There was another article by Vincent O'Sullivan in a journal called Comment, and that was quite positive. He thought that the whole trial was full of the notion that the sexual proclivities of the victim should somehow alleviate the guilt of the accused, as if in some way the vice of one rubbed off as virtue on the other. He was outraged by the statement and the summing up of one of the Defense lawyers who had said that even if they went to Hagley Park to look for homosexuals, there was no offense in this; the youths charged had probably learned a sound lesson. The case is a tragic one: by which he meant, of course, a tragedy not for the victim but for the accused.
There was an absence of comment in left-wing journals and so on, and the only major periodical to comment was The Listener, which both editorialized and published letters on the case. The editorial in The Listener, by Monty Holcroft, is interesting. He was not particularly concerned about the fate of Aberhart, per se. He even made a gesture toward those who favored the acquittal, remarking, "Some indeed might believe it was better for all the accused to go free than to risk unjust punishment for one or two who were only technically guilty." However, there would not have been a way of making a verdict of that kind, probably, at that time.
But he also stated that Aberhart deserved compassion, not because his human rights had been infringed or even because he was dead, but because he was sick and we shouldn't treat sick people in this way.

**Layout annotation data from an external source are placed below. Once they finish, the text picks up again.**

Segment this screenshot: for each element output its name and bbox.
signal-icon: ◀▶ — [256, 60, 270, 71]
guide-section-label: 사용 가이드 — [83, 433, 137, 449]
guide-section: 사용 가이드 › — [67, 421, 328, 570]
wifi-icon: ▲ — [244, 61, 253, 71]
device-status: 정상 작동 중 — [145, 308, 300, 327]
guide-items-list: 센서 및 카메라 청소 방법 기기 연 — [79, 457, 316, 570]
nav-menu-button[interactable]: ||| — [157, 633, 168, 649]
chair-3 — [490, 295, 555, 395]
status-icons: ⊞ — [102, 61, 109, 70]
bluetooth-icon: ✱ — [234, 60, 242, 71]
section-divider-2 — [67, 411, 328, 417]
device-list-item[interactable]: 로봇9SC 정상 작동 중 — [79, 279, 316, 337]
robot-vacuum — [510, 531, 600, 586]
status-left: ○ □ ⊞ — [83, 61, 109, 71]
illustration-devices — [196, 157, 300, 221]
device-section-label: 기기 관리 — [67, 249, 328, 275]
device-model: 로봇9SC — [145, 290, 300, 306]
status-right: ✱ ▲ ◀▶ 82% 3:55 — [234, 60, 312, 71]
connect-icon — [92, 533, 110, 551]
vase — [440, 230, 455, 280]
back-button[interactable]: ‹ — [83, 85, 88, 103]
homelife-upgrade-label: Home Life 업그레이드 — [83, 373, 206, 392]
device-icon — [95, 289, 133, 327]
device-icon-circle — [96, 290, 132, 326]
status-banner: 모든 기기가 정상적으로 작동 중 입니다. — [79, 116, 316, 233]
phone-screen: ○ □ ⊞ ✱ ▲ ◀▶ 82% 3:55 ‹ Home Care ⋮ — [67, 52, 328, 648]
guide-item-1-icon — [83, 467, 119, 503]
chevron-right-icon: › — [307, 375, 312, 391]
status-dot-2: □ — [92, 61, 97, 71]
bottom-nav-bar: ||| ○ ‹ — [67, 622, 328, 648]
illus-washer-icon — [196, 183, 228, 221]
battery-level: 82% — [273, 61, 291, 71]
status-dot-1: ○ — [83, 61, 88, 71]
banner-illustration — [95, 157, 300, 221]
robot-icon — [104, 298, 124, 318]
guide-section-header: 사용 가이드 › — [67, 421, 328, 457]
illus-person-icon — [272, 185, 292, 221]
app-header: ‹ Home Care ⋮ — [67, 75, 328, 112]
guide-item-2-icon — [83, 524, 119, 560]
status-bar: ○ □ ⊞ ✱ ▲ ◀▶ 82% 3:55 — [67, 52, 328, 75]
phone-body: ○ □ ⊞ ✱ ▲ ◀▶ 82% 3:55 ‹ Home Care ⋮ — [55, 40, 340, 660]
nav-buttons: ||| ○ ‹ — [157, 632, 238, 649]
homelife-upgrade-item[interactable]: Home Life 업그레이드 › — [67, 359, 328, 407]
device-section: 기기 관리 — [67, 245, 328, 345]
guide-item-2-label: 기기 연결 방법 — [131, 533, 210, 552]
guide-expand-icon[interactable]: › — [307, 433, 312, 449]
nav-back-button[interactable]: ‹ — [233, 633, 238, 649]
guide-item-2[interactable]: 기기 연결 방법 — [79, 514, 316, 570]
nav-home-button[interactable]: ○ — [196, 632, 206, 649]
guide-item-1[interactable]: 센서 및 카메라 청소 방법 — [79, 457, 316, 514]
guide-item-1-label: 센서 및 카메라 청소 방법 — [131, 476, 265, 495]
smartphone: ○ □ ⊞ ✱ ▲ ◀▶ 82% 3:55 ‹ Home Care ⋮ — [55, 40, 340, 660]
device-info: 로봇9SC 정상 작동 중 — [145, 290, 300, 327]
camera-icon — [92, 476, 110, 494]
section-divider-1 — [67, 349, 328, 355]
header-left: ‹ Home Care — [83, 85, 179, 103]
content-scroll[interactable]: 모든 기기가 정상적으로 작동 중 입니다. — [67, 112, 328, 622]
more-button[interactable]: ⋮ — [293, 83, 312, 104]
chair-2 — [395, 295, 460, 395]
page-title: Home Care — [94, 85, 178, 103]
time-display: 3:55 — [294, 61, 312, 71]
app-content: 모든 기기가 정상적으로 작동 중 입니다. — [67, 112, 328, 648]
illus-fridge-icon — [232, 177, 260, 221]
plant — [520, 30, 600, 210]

However, this is 1964, and it would be a further decade before the American Psychological Association removed homosexuality from its list of pathologies. So in 1964 describing a homosexual as sick rather than as morally evil was quite a radical statement. Although The Listener was prepared to say that Aberhart was therefore no more deserving of death than anybody else, it really didn't go any further than that.
Interestingly, however, this case was very important in terms of the legal subcommittee of the Dorian Society, which then, in the subsequent years from 1964 through until 1967, formed the New Zealand Homosexual Law Reform Society, and one of the strongest motivations for forming this society was, in fact, thinking about the Hagley Park killing, because homosexual people who didn't call themselves gay at that stage, and women didn't call themselves lesbians, either, were outraged that this could happen – that here somebody could be killed and people admit that they'd killed him, and yet nothing happened as a consequence of that case. So a good thing came out of that in the formation of The Homosexual Law Reform Society.
And a number of heterosexual people were prepared to be vice presidents of that Society, formed on the model of the British Society, because they also felt that this was a matter of justice. So in that sense Aberhart didn't die for no good cause. A tragedy for him, but he was martyred, perhaps, in the cause of what became gradually a greater and greater momentum toward legislative reform and an increasing awareness, even despite the very lukewarm responses of the media, but an increasing awareness among the public that this really wasn't the kind of thing that we should be seeing in New Zealand.
So that is the Hagley Park killing – a very important event in the history of homosexuality in New Zealand.